Çocuk Vakfı Başkanı Mustafa Ruhi Şirin, Türk Edebiyatı Vakfı tarafından düzenlenen " Türkiye'de Çocuk Edebiyatının Gündemi" başlıklı etkinlikte konuştu.
Şirin, vakfın Sultanahmet'teki binasında gerçekleştirilen programda, çocuk edebiyatı çalışmalarına bir vefa ödevi olarak baktığını söyledi.
Kendi yazılarının "Hareket", "Türk Edebiyatı Dergisi", "Mavera" ve "Töre" gibi birçok dergide yayımlandığını aktaran Şirin, Türkiye'de çocuk edebiyatı çerçevesinde ilk yıllıkları 1987'de yayımladıklarını ifade etti.
Şirin, çocuk edebiyatının önceden ticari bir alan olmadığına işaret ederek, "Şimdi çocuk yayıncılığı çok ticari bir alan Türkiye'de. Türkçesiz, sanatsız, pedagojik ve görsel değeri olmayan, estetik ölçütlere aykırı yayınlarla bu ülkenin çocukları ne yazık ki oyalanıyor. Dönem edebiyatı, yazarlar ve eserler bağlamında incelendiği için Türk edebiyatıyla ilgili tarih büyük oranda yazılmıştır ama Türkiye'de henüz Türk çocuk edebiyatı tarihi yazılamamıştır." diye konuştu.
"Ninniler Türkçenin ilk edebiyat sütü"
Geleneksel çocuk edebiyatının bilinmediği yorumunu yapan Şirin, "Türk ninnilerinin makamı hicazdır, ritmi sofyandır ve her anne ninni söylemek gibi bir çocuk ödevi ile karşı karşıyadır. Bunun için de biyolojik anne olmak şart değil, babalar da söyleyebilir. Çünkü ninnileri Türkçenin ilk edebiyat sütü olarak değerlendirebiliriz." dedi.
Şirin, Türkiye'de modern çocuk edebiyatının ana akım çocuk edebiyatı olduğunu belirterek, şöyle devam etti:
"Ana akım çocuk edebiyatının dünyada hangi ölçütler üzerine gerçekleştiğini bilmeden çocuk edebiyatı ile ilgili bir değerlendirme yapamayız. Çocuk edebiyatı alanı kültürel bir alandır ve edebiyata ilişkindir. 'Edebiyatı kavrayış' ortaya çıkmadan çocuk edebiyatına yönelmek mümkün değildir. Başta edebiyat-çocuk edebiyatı ilişkisi olmak üzere temellendirilmesi gereken bir kültürel alandır. Bu kültürel alanın üzerinde hala çok fazla durulmuş ve çalışılmış değil."

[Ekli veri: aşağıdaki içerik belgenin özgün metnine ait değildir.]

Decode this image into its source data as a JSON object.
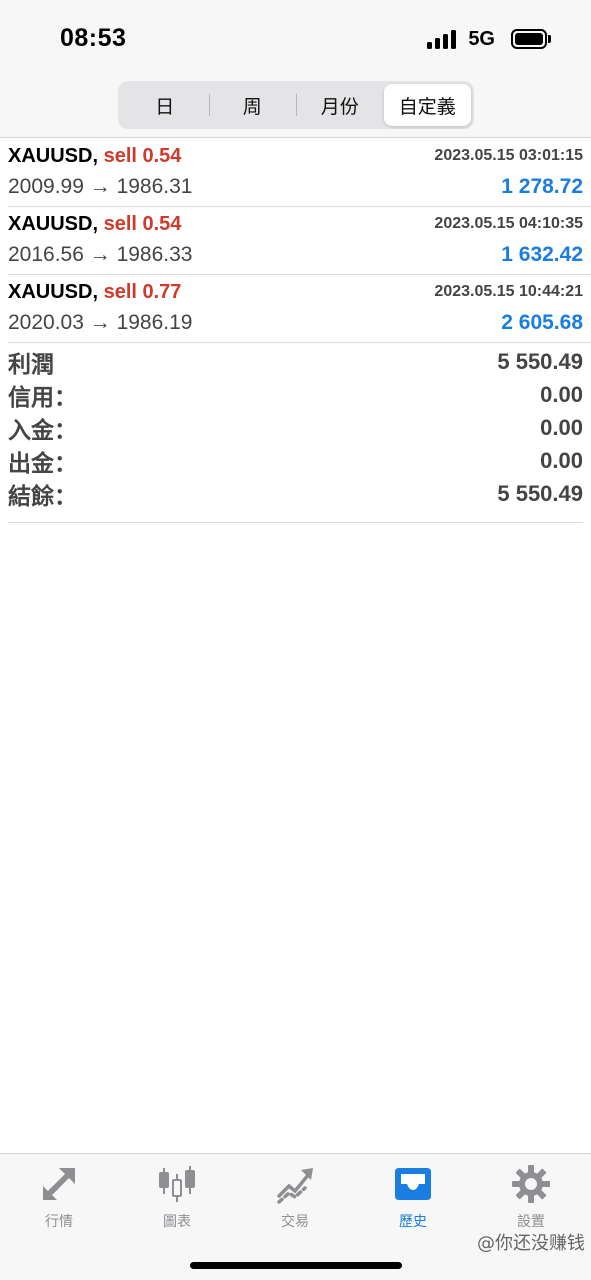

"Türkçenin köken bilim sözlüğü hazırlanmadı"
Türkiye'de örgün eğitim sistemi yapılandırılırken geleneksel çocuk edebiyatının yok sayıldığını vurgulayan Mustafa Ruhi Şirin, "Ben de çocuk edebiyatına bir ödev ahlakı ile yıllarımı verirken kendimi hep bir öğrenci olarak düşündüm. Çocuk alanı sadece medeniyetin, kültürün zihin temelleri ile ilgili değil, aynı zamanda pedagojik değerleriyle de çok önemli ve belirleyicidir. Hiç mi pedagojimiz yok? Garabet bir pedagojimiz var tabii ama bunun kültür ve medeniyetimize ait çocuk bakışını ne kadar içerdiği dünden bugüne tartışılıyor." ifadelerini kullandı.
Şirin, çocuğa yönelik var olan medeniyet dilinin yitirildiğini anlatarak, "Türkçe hala tam olarak öğretilemiyor. İngilizce gibi melez bir dilin bile köken bilim sözlüğü var ama Türkçenin köken bilim sözlüğü hazırlanmadı. Türkçe, dünyanın görkemli dillerinden biri. 5 kıta, 67 coğrafya ve 78 dil çevresiyle ilgili bir dilden söz ediyorum. Sözlüğün hazırlanma durumunda, Türkçenin tarihi seyri içerisinde tüm kazanımları ortaya çıkacak. Bu topraklarda Türkçesiz kalamayacağımızı öğrenmemiz gerekiyor." şeklinde konuştu.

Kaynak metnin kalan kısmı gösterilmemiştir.